At the clinic I noted that their receipt stamp on my test result was 16th January: I could have been told ten days ago. The health advisor told me that I’d tested positive and I said that I had figured that out. She made a half hearted stab at post-test counselling, knowing that I knew what there was to tell already, and then asked what are you going to do tonight. “Oh, I’m on the evening shift at National Aids Helpline. Actually I’d better be off because I’ve got to be in Acton by 5.45”.

Numb. Totally numb. I’d expected it, though for the wrong reason. I was a long way from the memory of the seroconversion rash re-surfacing. I went off and did my four hour shift without anyone guessing there was anything wrong. Straight to bed when I got home – fortunately Jim was out. I’d have to tell him sooner or later, though. Although the relationship was very fragile, it was still going.

Back at the helpline the next day and I decided to treat myself (hell, after a positive HIV test everyone deserves a treat) and go out that night. I started a the Coleherne and on the way home thought “sod it, do the job properly” and got off the tube early to go to the Market Tavern in Vauxhall. So I was well plastered by the time I ran into Chris, also HIV+ (strange at the time to think that!), who at the time was more an acquaintance than a friend. We were standing out on the balcony to get away from the heat, smoke and noise when something he said made me finally crumple. Between sobs I told him what had happened and he took charge. Exactly what I needed. We had another drink at the Market and he took me back to his place for coffee (and just coffee).

We sat up half the night while he told me his story, what to watch out for, why I should be careful about who I told, basically gave me the full advice lecture before we fell into bed exhausted. I went straight to work from Chris’s place (it was informal enough at the time that no-one objected to the handcuffs hanging from my belt) and then home. Jim was there with his “where the hell have you been?” face on. So I told him. I got it all over again about how he’d wanted to go to the clinic with me to be supportive and I’d cruelly denied him the chance.

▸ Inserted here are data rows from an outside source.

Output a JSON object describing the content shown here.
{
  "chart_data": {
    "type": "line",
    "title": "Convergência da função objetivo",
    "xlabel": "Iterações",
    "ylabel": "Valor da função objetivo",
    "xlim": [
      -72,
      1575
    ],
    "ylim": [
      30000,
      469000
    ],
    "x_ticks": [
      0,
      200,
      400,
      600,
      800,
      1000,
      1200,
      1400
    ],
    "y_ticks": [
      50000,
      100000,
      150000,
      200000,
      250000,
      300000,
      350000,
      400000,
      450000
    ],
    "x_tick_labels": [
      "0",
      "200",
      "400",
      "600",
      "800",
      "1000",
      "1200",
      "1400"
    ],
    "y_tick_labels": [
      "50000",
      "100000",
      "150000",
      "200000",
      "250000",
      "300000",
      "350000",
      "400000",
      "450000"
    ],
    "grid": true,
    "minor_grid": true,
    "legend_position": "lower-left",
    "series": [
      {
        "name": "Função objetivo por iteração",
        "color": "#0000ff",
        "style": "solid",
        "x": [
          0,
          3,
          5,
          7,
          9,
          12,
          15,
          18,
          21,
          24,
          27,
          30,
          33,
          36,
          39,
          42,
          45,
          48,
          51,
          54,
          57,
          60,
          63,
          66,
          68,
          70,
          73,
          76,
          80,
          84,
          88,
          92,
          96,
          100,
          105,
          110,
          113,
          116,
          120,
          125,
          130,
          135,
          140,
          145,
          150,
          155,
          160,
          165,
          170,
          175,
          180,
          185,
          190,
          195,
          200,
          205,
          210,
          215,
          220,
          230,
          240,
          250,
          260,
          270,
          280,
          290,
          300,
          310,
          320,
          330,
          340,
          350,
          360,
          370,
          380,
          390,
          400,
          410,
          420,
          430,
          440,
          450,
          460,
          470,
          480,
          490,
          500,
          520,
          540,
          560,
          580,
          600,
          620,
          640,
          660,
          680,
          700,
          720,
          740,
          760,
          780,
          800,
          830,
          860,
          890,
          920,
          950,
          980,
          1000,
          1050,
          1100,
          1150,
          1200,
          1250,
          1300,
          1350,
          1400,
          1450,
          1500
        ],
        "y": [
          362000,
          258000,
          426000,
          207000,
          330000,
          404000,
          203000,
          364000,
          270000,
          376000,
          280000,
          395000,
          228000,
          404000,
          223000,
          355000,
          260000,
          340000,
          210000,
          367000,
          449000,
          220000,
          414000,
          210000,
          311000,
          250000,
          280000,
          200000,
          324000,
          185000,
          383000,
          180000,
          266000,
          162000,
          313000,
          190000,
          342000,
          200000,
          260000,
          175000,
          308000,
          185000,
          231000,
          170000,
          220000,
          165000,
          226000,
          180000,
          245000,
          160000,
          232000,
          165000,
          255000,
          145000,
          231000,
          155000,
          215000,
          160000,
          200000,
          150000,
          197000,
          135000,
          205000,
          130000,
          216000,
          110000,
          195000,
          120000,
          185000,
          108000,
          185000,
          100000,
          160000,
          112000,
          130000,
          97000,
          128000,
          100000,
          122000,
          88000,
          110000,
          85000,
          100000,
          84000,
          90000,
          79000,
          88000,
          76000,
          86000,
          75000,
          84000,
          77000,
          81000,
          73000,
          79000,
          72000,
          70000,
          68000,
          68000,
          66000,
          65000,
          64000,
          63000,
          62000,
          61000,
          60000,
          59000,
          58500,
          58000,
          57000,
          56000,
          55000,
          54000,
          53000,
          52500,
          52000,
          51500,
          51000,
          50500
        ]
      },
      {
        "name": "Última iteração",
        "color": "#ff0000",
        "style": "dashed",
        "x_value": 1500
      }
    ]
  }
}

Our relationship deteriorated further and we saw as little of each other as possible until a couple of weeks later when I was asleep and he returned from a leather club and started beating up on me. I fought him off, jammed my bedroom door shut and was off for a morning shift at Lesbian and Gay Switchboard before he woke up. I never slept under that roof again.

Ours was one of those non-monogamous relationships where I had to stick to the rules and he did what he wanted. What he didn’t know was that I’d cottoned on to what he was up to, hence my spending Christmas with Derek, and it was to Derek’s flat I went the next evening. It turned out that a mutual friend had a room going spare, so I ended up moving there, collecting my belongings when I knew Jim would be at work.

I had a few months of trying to come to terms with it by myself and was helped by one of the women at Lesbian and Gay Switchboard who acted as a go-between to help me contact the other poz guys at Switchboard. By spring I’d hit the “what the hell” point. My gay closet was old, broken-down and unused. Wasn’t it about time my HIV closet went the same way?